Advocates of extended commercial ratings, the most vocal of which is CBS, believe that counting four more days of time-shifted viewing will go a long way toward reversing a steady ratings depletion, not to mention compensate networks more fairly for the audiences they deliver. CBS Corp. CEO Les Moonves has even argued that replacing the current three-day standard, called C3, with a weeklong C7 isn't enough. Why not C30 or more?

"We will get paid from people who watch our shows 22 days from now," Mr. Moonves predicted in December. In August, he ventured that 75% of CBS's transactions in next summer's upfront marketplace will use the newer currency.

But not all TV executives are so enthralled. "It's not the magic bullet they want you to think it is," said a senior ad-sales rep at a major cable conglomerate. Another executive compared four more days of commercial ratings to "slapping a Band-Aid over a bullet wound and then having someone come up and shoot you again in that very same spot."

The hard reality is that C7 ratings aren't exactly shaking seismographs. Simply put, viewers are not watching the ads in playback.

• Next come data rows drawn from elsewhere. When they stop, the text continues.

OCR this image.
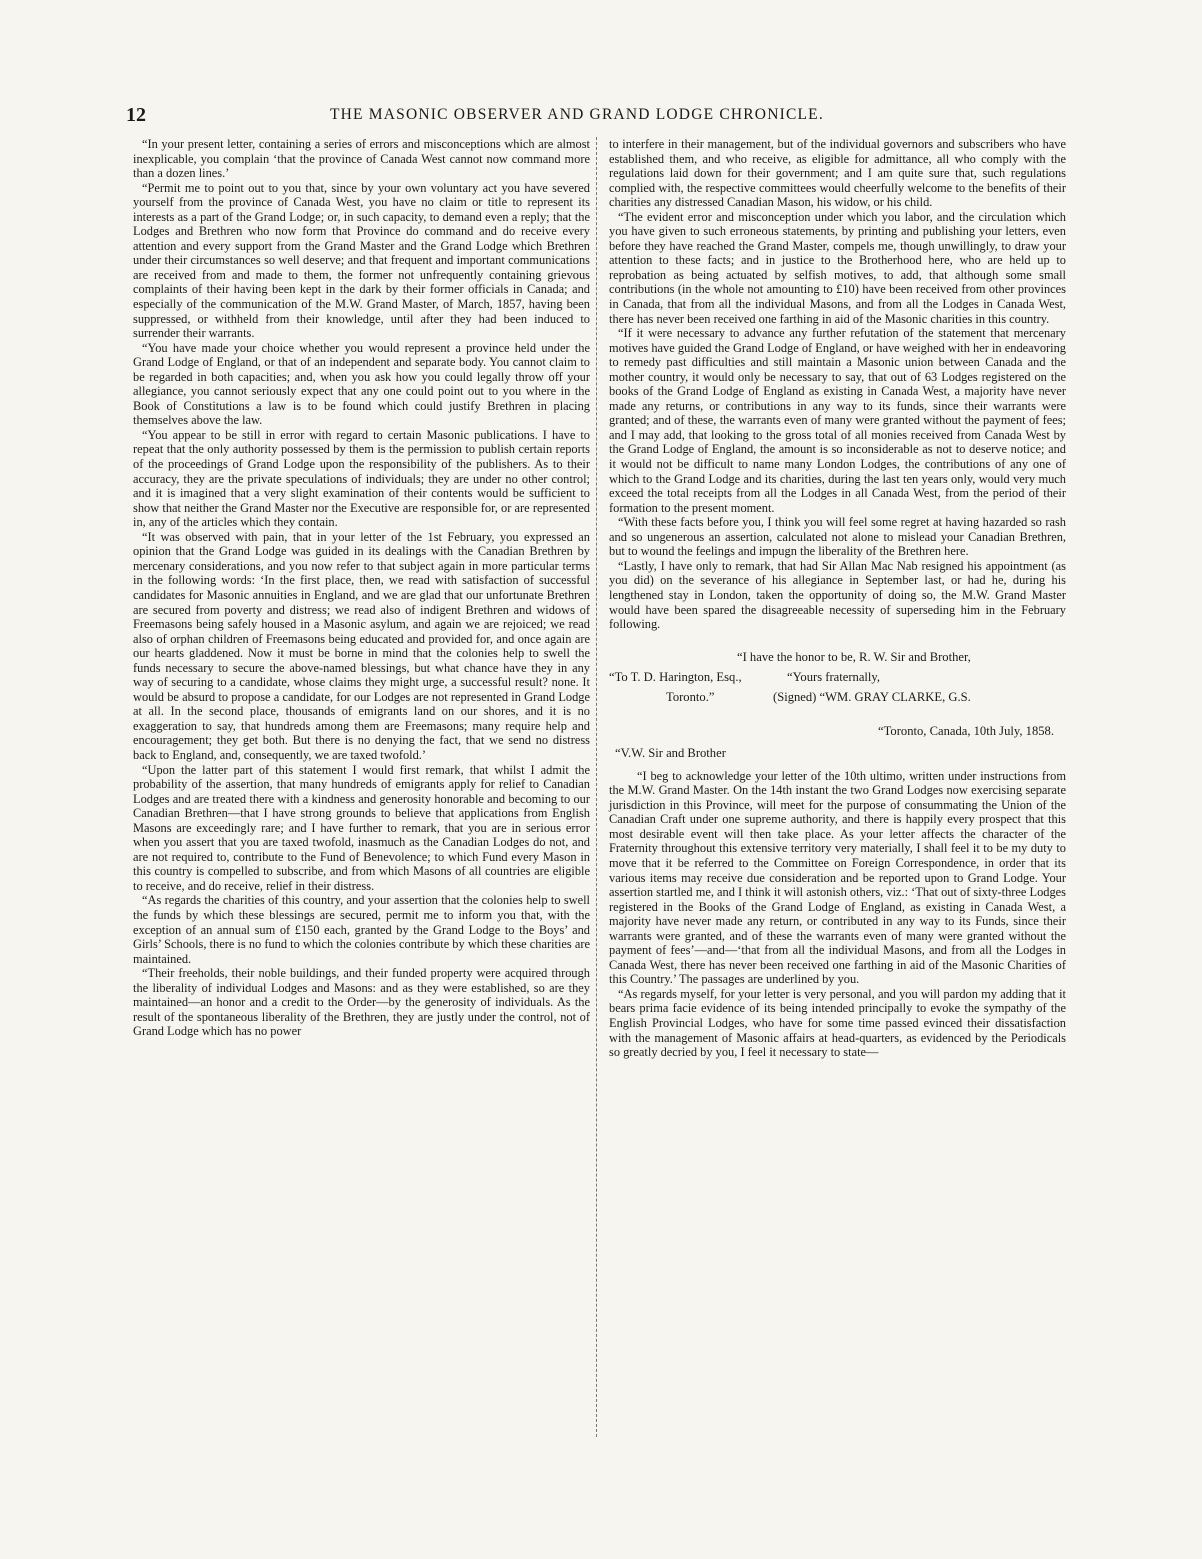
12	THE MASONIC OBSERVER AND GRAND LODGE CHRONICLE.

“In your present letter, containing a series of errors and misconceptions which are almost inexplicable, you complain ‘that the province of Canada West cannot now command more than a dozen lines.’

“Permit me to point out to you that, since by your own voluntary act you have severed yourself from the province of Canada West, you have no claim or title to represent its interests as a part of the Grand Lodge; or, in such capacity, to demand even a reply; that the Lodges and Brethren who now form that Province do command and do receive every attention and every support from the Grand Master and the Grand Lodge which Brethren under their circumstances so well deserve; and that frequent and important communications are received from and made to them, the former not unfrequently containing grievous complaints of their having been kept in the dark by their former officials in Canada; and especially of the communication of the M.W. Grand Master, of March, 1857, having been suppressed, or withheld from their knowledge, until after they had been induced to surrender their warrants.

“You have made your choice whether you would represent a province held under the Grand Lodge of England, or that of an independent and separate body. You cannot claim to be regarded in both capacities; and, when you ask how you could legally throw off your allegiance, you cannot seriously expect that any one could point out to you where in the Book of Constitutions a law is to be found which could justify Brethren in placing themselves above the law.

“You appear to be still in error with regard to certain Masonic publications. I have to repeat that the only authority possessed by them is the permission to publish certain reports of the proceedings of Grand Lodge upon the responsibility of the publishers. As to their accuracy, they are the private speculations of individuals; they are under no other control; and it is imagined that a very slight examination of their contents would be sufficient to show that neither the Grand Master nor the Executive are responsible for, or are represented in, any of the articles which they contain.

“It was observed with pain, that in your letter of the 1st February, you expressed an opinion that the Grand Lodge was guided in its dealings with the Canadian Brethren by mercenary considerations, and you now refer to that subject again in more particular terms in the following words: ‘In the first place, then, we read with satisfaction of successful candidates for Masonic annuities in England, and we are glad that our unfortunate Brethren are secured from poverty and distress; we read also of indigent Brethren and widows of Freemasons being safely housed in a Masonic asylum, and again we are rejoiced; we read also of orphan children of Freemasons being educated and provided for, and once again are our hearts gladdened. Now it must be borne in mind that the colonies help to swell the funds necessary to secure the above-named blessings, but what chance have they in any way of securing to a candidate, whose claims they might urge, a successful result? none. It would be absurd to propose a candidate, for our Lodges are not represented in Grand Lodge at all. In the second place, thousands of emigrants land on our shores, and it is no exaggeration to say, that hundreds among them are Freemasons; many require help and encouragement; they get both. But there is no denying the fact, that we send no distress back to England, and, consequently, we are taxed twofold.’

“Upon the latter part of this statement I would first remark, that whilst I admit the probability of the assertion, that many hundreds of emigrants apply for relief to Canadian Lodges and are treated there with a kindness and generosity honorable and becoming to our Canadian Brethren—that I have strong grounds to believe that applications from English Masons are exceedingly rare; and I have further to remark, that you are in serious error when you assert that you are taxed twofold, inasmuch as the Canadian Lodges do not, and are not required to, contribute to the Fund of Benevolence; to which Fund every Mason in this country is compelled to subscribe, and from which Masons of all countries are eligible to receive, and do receive, relief in their distress.

“As regards the charities of this country, and your assertion that the colonies help to swell the funds by which these blessings are secured, permit me to inform you that, with the exception of an annual sum of £150 each, granted by the Grand Lodge to the Boys’ and Girls’ Schools, there is no fund to which the colonies contribute by which these charities are maintained.

“Their freeholds, their noble buildings, and their funded property were acquired through the liberality of individual Lodges and Masons: and as they were established, so are they maintained—an honor and a credit to the Order—by the generosity of individuals. As the result of the spontaneous liberality of the Brethren, they are justly under the control, not of Grand Lodge which has no power

to interfere in their management, but of the individual governors and subscribers who have established them, and who receive, as eligible for admittance, all who comply with the regulations laid down for their government; and I am quite sure that, such regulations complied with, the respective committees would cheerfully welcome to the benefits of their charities any distressed Canadian Mason, his widow, or his child.

“The evident error and misconception under which you labor, and the circulation which you have given to such erroneous statements, by printing and publishing your letters, even before they have reached the Grand Master, compels me, though unwillingly, to draw your attention to these facts; and in justice to the Brotherhood here, who are held up to reprobation as being actuated by selfish motives, to add, that although some small contributions (in the whole not amounting to £10) have been received from other provinces in Canada, that from all the individual Masons, and from all the Lodges in Canada West, there has never been received one farthing in aid of the Masonic charities in this country.

“If it were necessary to advance any further refutation of the statement that mercenary motives have guided the Grand Lodge of England, or have weighed with her in endeavoring to remedy past difficulties and still maintain a Masonic union between Canada and the mother country, it would only be necessary to say, that out of 63 Lodges registered on the books of the Grand Lodge of England as existing in Canada West, a majority have never made any returns, or contributions in any way to its funds, since their warrants were granted; and of these, the warrants even of many were granted without the payment of fees; and I may add, that looking to the gross total of all monies received from Canada West by the Grand Lodge of England, the amount is so inconsiderable as not to deserve notice; and it would not be difficult to name many London Lodges, the contributions of any one of which to the Grand Lodge and its charities, during the last ten years only, would very much exceed the total receipts from all the Lodges in all Canada West, from the period of their formation to the present moment.

“With these facts before you, I think you will feel some regret at having hazarded so rash and so ungenerous an assertion, calculated not alone to mislead your Canadian Brethren, but to wound the feelings and impugn the liberality of the Brethren here.

“Lastly, I have only to remark, that had Sir Allan Mac Nab resigned his appointment (as you did) on the severance of his allegiance in September last, or had he, during his lengthened stay in London, taken the opportunity of doing so, the M.W. Grand Master would have been spared the disagreeable necessity of superseding him in the February following.

“I have the honor to be, R. W. Sir and Brother,
“To T. D. Harington, Esq.,	“Yours fraternally,
Toronto.”	(Signed) “WM. GRAY CLARKE, G.S.
“Toronto, Canada, 10th July, 1858.
“V.W. Sir and Brother

“I beg to acknowledge your letter of the 10th ultimo, written under instructions from the M.W. Grand Master. On the 14th instant the two Grand Lodges now exercising separate jurisdiction in this Province, will meet for the purpose of consummating the Union of the Canadian Craft under one supreme authority, and there is happily every prospect that this most desirable event will then take place. As your letter affects the character of the Fraternity throughout this extensive territory very materially, I shall feel it to be my duty to move that it be referred to the Committee on Foreign Correspondence, in order that its various items may receive due consideration and be reported upon to Grand Lodge. Your assertion startled me, and I think it will astonish others, viz.: ‘That out of sixty-three Lodges registered in the Books of the Grand Lodge of England, as existing in Canada West, a majority have never made any return, or contributed in any way to its Funds, since their warrants were granted, and of these the warrants even of many were granted without the payment of fees’—and—‘that from all the individual Masons, and from all the Lodges in Canada West, there has never been received one farthing in aid of the Masonic Charities of this Country.’ The passages are underlined by you.

“As regards myself, for your letter is very personal, and you will pardon my adding that it bears prima facie evidence of its being intended principally to evoke the sympathy of the English Provincial Lodges, who have for some time passed evinced their dissatisfaction with the management of Masonic affairs at head-quarters, as evidenced by the Periodicals so greatly decried by you, I feel it necessary to state—
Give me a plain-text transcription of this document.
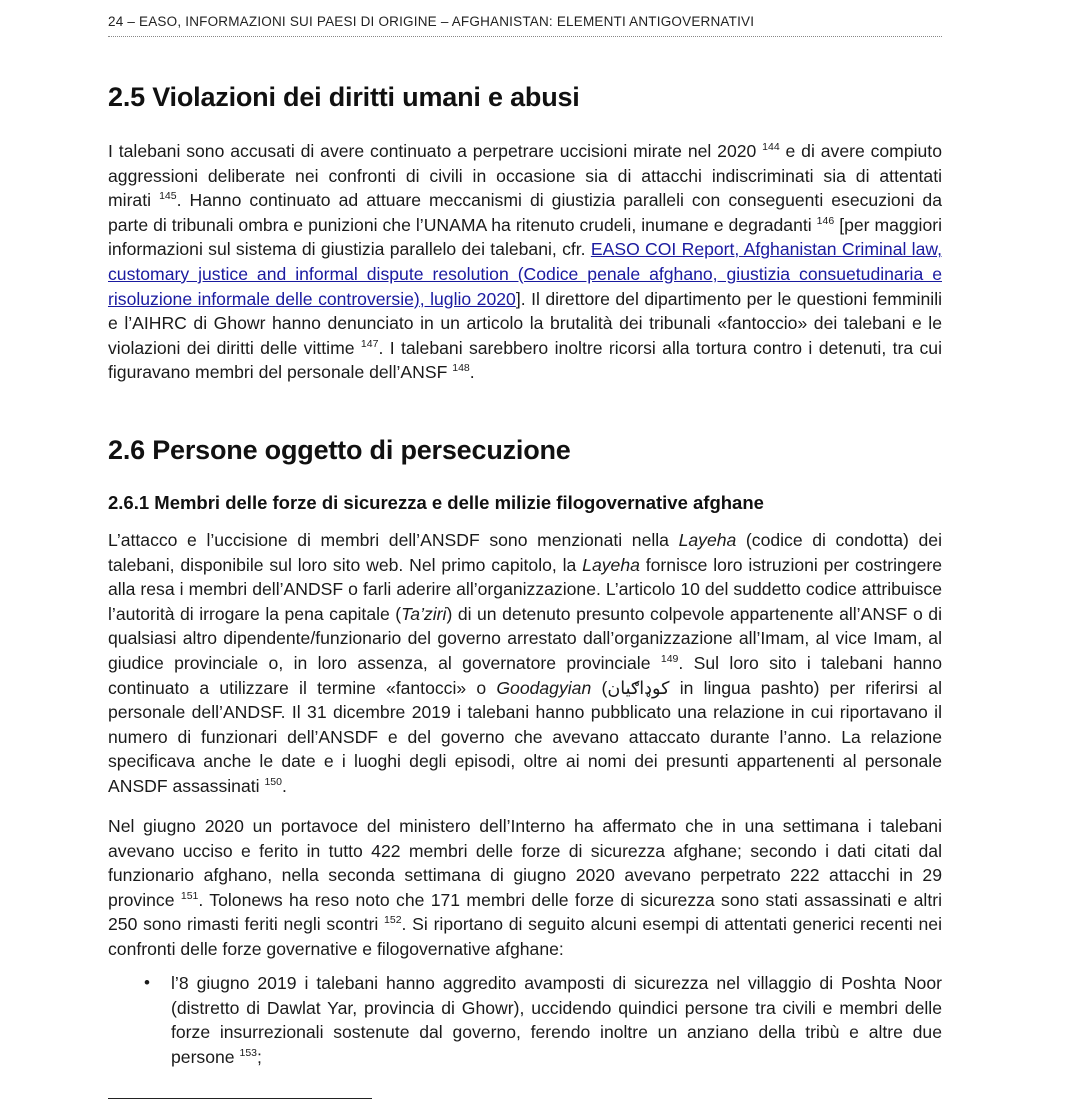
24 – EASO, INFORMAZIONI SUI PAESI DI ORIGINE – AFGHANISTAN: ELEMENTI ANTIGOVERNATIVI
2.5 Violazioni dei diritti umani e abusi

I talebani sono accusati di avere continuato a perpetrare uccisioni mirate nel 2020 $^{144}$ e di avere compiuto aggressioni deliberate nei confronti di civili in occasione sia di attacchi indiscriminati sia di attentati mirati $^{145}$. Hanno continuato ad attuare meccanismi di giustizia paralleli con conseguenti esecuzioni da parte di tribunali ombra e punizioni che l’UNAMA ha ritenuto crudeli, inumane e degradanti $^{146}$ [per maggiori informazioni sul sistema di giustizia parallelo dei talebani, cfr. EASO COI Report, Afghanistan Criminal law, customary justice and informal dispute resolution (Codice penale afghano, giustizia consuetudinaria e risoluzione informale delle controversie), luglio 2020]. Il direttore del dipartimento per le questioni femminili e l’AIHRC di Ghowr hanno denunciato in un articolo la brutalità dei tribunali «fantoccio» dei talebani e le violazioni dei diritti delle vittime $^{147}$. I talebani sarebbero inoltre ricorsi alla tortura contro i detenuti, tra cui figuravano membri del personale dell’ANSF $^{148}$.

2.6 Persone oggetto di persecuzione
2.6.1 Membri delle forze di sicurezza e delle milizie filogovernative afghane

L’attacco e l’uccisione di membri dell’ANSDF sono menzionati nella Layeha (codice di condotta) dei talebani, disponibile sul loro sito web. Nel primo capitolo, la Layeha fornisce loro istruzioni per costringere alla resa i membri dell’ANDSF o farli aderire all’organizzazione. L’articolo 10 del suddetto codice attribuisce l’autorità di irrogare la pena capitale (Ta’ziri) di un detenuto presunto colpevole appartenente all’ANSF o di qualsiasi altro dipendente/funzionario del governo arrestato dall’organizzazione all’Imam, al vice Imam, al giudice provinciale o, in loro assenza, al governatore provinciale $^{149}$. Sul loro sito i talebani hanno continuato a utilizzare il termine «fantocci» o Goodagyian (کوډاګیان in lingua pashto) per riferirsi al personale dell’ANDSF. Il 31 dicembre 2019 i talebani hanno pubblicato una relazione in cui riportavano il numero di funzionari dell’ANSDF e del governo che avevano attaccato durante l’anno. La relazione specificava anche le date e i luoghi degli episodi, oltre ai nomi dei presunti appartenenti al personale ANSDF assassinati $^{150}$.

Nel giugno 2020 un portavoce del ministero dell’Interno ha affermato che in una settimana i talebani avevano ucciso e ferito in tutto 422 membri delle forze di sicurezza afghane; secondo i dati citati dal funzionario afghano, nella seconda settimana di giugno 2020 avevano perpetrato 222 attacchi in 29 province $^{151}$. Tolonews ha reso noto che 171 membri delle forze di sicurezza sono stati assassinati e altri 250 sono rimasti feriti negli scontri $^{152}$. Si riportano di seguito alcuni esempi di attentati generici recenti nei confronti delle forze governative e filogovernative afghane:

• l’8 giugno 2019 i talebani hanno aggredito avamposti di sicurezza nel villaggio di Poshta Noor (distretto di Dawlat Yar, provincia di Ghowr), uccidendo quindici persone tra civili e membri delle forze insurrezionali sostenute dal governo, ferendo inoltre un anziano della tribù e altre due persone $^{153}$;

The lift any given prime-time broadcast series enjoys upon conversion to the more expansive metric from C3 is minimal, Nielsen data shows. Of last season's top 50 broadcast shows among 18-to-49-year-olds, only seven boosted their audience in the demographic by so much as two-tenths of a ratings point when using the C7 metric vs. C3. (A full ratings point is equivalent to 1% of TV households.)

In a case of the rich getting richer, six of these were top-20 shows like "The Big Bang Theory," "Modern Family" and "The Blacklist."

Meanwhile, the full-season averages for 31 of the top 50 broadcast series improved by just one-tenth of a ratings point upon conversion, while the remaining 12 programs experienced no change whatsoever. All told, the needle crept forward almost imperceptibly, as the average increase from a 2.4 rating in C3 to a 2.5 in C7 represented an upward adjustment of about 4%.

A few extra ratings points here and there, of course, can lead to a not-inconsiderable windfall. "It's a low single-digit impact, but you're talking about a multi-billion dollar marketplace … so it does add up to a lot of money," said CBS Corp. Chief Research Officer David Poltrack. "It's not insignificant. And it will only grow as video-on-demand impressions grow."

There, perhaps, is the bigger rub. A disabled fast-forward button makes VOD the most advertiser-friendly TV environment. The commercial index -- comparing commercial ratings to surrounding programs' ratings -- is a staggering 98 for VOD, compared to 96 for live viewing. For DVR playback, the figure is 50.

Broadcasters have been slow to make the most of VOD. "The networks just don't seem to make their content as readily available on demand," said Marianne Gambelli, exec VP-chief investment officer, Horizon Media. "They're still stuck in this mindset where they have to monetize their content in the hour it originally airs."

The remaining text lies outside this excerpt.